Cada uno es como es, pero Dios nos quiere a todos con nuestras cualidades y nuestros defectos y se preocupa de cada uno de nosotros. Dios nos amó desde antes de que nos concibieran. Para Dios todos somos valiosos, únicos e insustituibles.

Y si Dios piensa así, ¿quiénes somos nosotros para enmendarle la plana? Uno aprende a quererse a sí mismo cuando se sabe amado por Dios. Y sólo así podemos pretender amar a los demás.

Porque entonces sabremos reconocer en el prójimo a un hermano, querido igualmente por Dios y, en consecuencia, a alguien a quien debo respetar en su dignidad y a quien debo querer y ayudar como el buen samaritano lo hizo con el caminante herido al borde del camino.

2. Educar la inteligencia

Consiste en desarrollar las capacidades de los niños y lograr que sus talentos rindan al máximo. No se trata de pedir milagros a nadie, sino de exigir que la inteligencia de cada niño dé de sí todo lo que pueda dar, sin conformarnos con la mediocridad.

Educar la inteligencia es contagiar a los niños la pasión por la búsqueda de la Verdad, a la que se puede acceder por la razón y por la fe.

Es hacer ver al alumno que el mundo está bien hecho y que no es fruto del azar, sino de la voluntad de un Dios bueno que nos quiere. Como decía Louis Pasteur, “un poco de ciencia nos aleja de Dios, mucha nos aproxima”.

Educar la inteligencia consiste, en definitiva, en hacer que el niño se conozca a sí mismo y a su entorno y sepa admirar la belleza, la verdad y el bien que Dios ha puesto en el mundo para nuestra felicidad.

Y también que el alumno aprenda a rechazar, con espíritu crítico, las mentiras, los crímenes, la corrupción y todo aquello que atenta contra la dignidad de las personas y contra la belleza de la creación.

3. Educar la voluntad

Tal vez sea la educación de la voluntad el aspecto más dejado de la mano de Dios en los últimos años. Los presupuestos buenistas y emotivistas (¡qué daño ha hecho Rousseau!) que han destrozado la educación de nuestros niños en los últimos años han hecho olvidar un aspecto fundamental: que no hay aprendizaje sin esfuerzo.

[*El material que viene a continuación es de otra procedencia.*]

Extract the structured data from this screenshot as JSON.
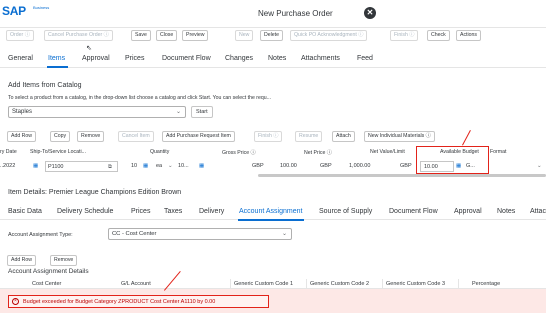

La voluntad es nuestra capacidad para proponernos metas y objetivos y luchar por alcanzarlos.

Me atrevería a decir que es más importante para un niño ser trabajador que más o menos listo.

A los padres muchas veces nos preocupa lo inteligentes que puedan ser nuestros hijos.

Se nos pasa por alto el hecho de que tiene muchas más posibilidades de salir adelante un niño que se esfuerza, un niño tenaz y constante, que un niño muy inteligente.

Si la inteligencia no va acompañada por la capacidad de esfuerzo, de nada sirve:

¿Cuántos niños inteligentísimos fracasan en los estudios por falta de horas de estudio? 

La voluntad es la capacidad de hacer lo que debemos de hacer y lo que es bueno para nosotros;

y no dejarse llevar sólo por lo que nos apetece o lo que nos gusta. 

La voluntad forja el carácter del niño y lo prepara para afrontar los retos que la vida le va a poner por delante con espíritu de sacrificio y de superación. Ya dice el refrán que “hace más el que quiere que el que puede”.

En conclusión, una educación católica, una educación para la santidad tiene que propiciar que el niño se sepa hijo amado por Dios;

  • tiene que enseñar al joven a conocerse a sí mismo para potenciar sus cualidades y perfeccionar sus limitaciones;
  • tiene que ayudarle a forjarse un espíritu de esfuerzo y de trabajo
  • trazarse un proyecto de vida enfocado a poner toda su persona al servicio de los demás, para que el mundo sea más bello, más justo y mejor para todos.

La educación para la santidad es un proceso que dura la vida entera y es la educación permanente que realmente merece la pena que todos cultivemos.